Personal information
- Full name: Juan Mariano Varela Garza
- Date of birth: 14 April 1972 (age 53)
- Place of birth: Tampico, Tamaulipas, Mexico
- Height: 1.72 m (5 ft 8 in)
- Position(s): Midfielder

Senior career*
- Years: Team / Apps / (Gls)
- 1990–1995: Tigres UANL
- 1996–2002: C.D. Guadalajara / 111 / (2)
- 2003: Lagartos de Tabasco / 9 / (0)
- 2003: Dorados de Sinaloa / 2 / (0)

= Mariano Varela =

Mexican football manager

Juan Mariano Varela Garza (born 14 April 1972) is a Mexican football official and former player who played primarily as midfielder

==Career==
During the first half of the 1990s, Varela was under contract with the Tigres UANL. He then moved to C.D. Guadalajara, but was not part of the first team squad when they won the tenth championship title in the club's history in the 1997 summer tournament.

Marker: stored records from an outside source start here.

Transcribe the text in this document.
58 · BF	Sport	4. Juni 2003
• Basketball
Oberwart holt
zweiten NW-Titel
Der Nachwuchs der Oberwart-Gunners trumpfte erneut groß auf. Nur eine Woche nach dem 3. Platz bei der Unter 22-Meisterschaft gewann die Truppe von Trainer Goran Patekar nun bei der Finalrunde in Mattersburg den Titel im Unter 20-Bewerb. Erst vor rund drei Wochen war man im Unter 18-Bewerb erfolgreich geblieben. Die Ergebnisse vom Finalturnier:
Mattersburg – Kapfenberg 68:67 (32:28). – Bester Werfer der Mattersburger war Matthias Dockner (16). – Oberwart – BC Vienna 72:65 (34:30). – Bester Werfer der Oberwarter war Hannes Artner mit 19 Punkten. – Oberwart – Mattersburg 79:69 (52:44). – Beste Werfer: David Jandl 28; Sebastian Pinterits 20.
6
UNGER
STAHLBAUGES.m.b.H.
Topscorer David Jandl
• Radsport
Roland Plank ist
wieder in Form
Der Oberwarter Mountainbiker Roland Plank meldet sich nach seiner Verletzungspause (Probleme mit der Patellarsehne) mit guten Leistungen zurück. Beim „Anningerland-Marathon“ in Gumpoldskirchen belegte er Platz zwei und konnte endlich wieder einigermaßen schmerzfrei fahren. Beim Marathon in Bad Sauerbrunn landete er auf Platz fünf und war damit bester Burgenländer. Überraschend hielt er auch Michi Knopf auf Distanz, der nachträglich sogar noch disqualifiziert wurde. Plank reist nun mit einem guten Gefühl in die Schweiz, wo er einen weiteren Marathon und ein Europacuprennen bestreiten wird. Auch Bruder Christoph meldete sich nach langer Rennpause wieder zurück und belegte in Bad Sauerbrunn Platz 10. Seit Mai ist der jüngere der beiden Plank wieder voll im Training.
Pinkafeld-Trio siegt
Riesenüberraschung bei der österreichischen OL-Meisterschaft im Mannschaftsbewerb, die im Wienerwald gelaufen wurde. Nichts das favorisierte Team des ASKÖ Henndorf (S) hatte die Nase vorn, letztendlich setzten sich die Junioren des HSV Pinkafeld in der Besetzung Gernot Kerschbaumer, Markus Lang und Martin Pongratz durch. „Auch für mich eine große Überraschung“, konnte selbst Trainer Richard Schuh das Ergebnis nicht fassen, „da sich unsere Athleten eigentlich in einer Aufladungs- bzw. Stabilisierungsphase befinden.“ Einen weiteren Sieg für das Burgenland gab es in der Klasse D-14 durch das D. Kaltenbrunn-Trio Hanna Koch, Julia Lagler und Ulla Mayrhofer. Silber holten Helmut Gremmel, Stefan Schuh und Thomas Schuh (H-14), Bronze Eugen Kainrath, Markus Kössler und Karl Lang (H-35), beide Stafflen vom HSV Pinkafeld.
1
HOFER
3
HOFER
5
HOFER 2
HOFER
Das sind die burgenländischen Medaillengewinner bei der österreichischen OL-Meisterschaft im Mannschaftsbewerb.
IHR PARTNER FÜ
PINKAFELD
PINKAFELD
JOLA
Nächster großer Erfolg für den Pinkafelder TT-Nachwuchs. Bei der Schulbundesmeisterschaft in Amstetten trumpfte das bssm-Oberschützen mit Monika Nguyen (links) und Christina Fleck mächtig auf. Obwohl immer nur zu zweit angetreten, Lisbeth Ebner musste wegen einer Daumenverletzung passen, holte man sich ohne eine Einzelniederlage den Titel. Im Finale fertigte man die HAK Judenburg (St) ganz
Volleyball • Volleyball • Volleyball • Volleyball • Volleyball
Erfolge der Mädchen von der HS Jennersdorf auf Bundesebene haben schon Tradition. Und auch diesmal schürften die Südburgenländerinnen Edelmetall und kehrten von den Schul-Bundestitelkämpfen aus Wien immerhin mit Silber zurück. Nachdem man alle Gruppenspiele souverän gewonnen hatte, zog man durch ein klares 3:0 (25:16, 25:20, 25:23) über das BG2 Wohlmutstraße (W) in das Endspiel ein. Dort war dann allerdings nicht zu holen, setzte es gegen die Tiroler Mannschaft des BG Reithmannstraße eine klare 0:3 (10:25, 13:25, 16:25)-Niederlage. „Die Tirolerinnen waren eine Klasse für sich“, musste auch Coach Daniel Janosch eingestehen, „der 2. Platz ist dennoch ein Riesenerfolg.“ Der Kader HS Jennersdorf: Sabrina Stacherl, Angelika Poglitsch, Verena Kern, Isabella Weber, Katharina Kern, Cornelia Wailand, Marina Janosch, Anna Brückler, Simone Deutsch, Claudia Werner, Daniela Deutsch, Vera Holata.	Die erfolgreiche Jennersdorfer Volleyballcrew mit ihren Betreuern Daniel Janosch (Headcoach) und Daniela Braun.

At the end of his career he played for the Lagartos de Tabasco and the Dorados de Sinaloa for half a season each, but later returned to Deportivo Guadalajara in various roles and held the office of vice president at the Costa Rican record champions Deportivo Saprissa, which at the time also belonged to the owner of Deportivo Guadalajara, Jorge Vergara.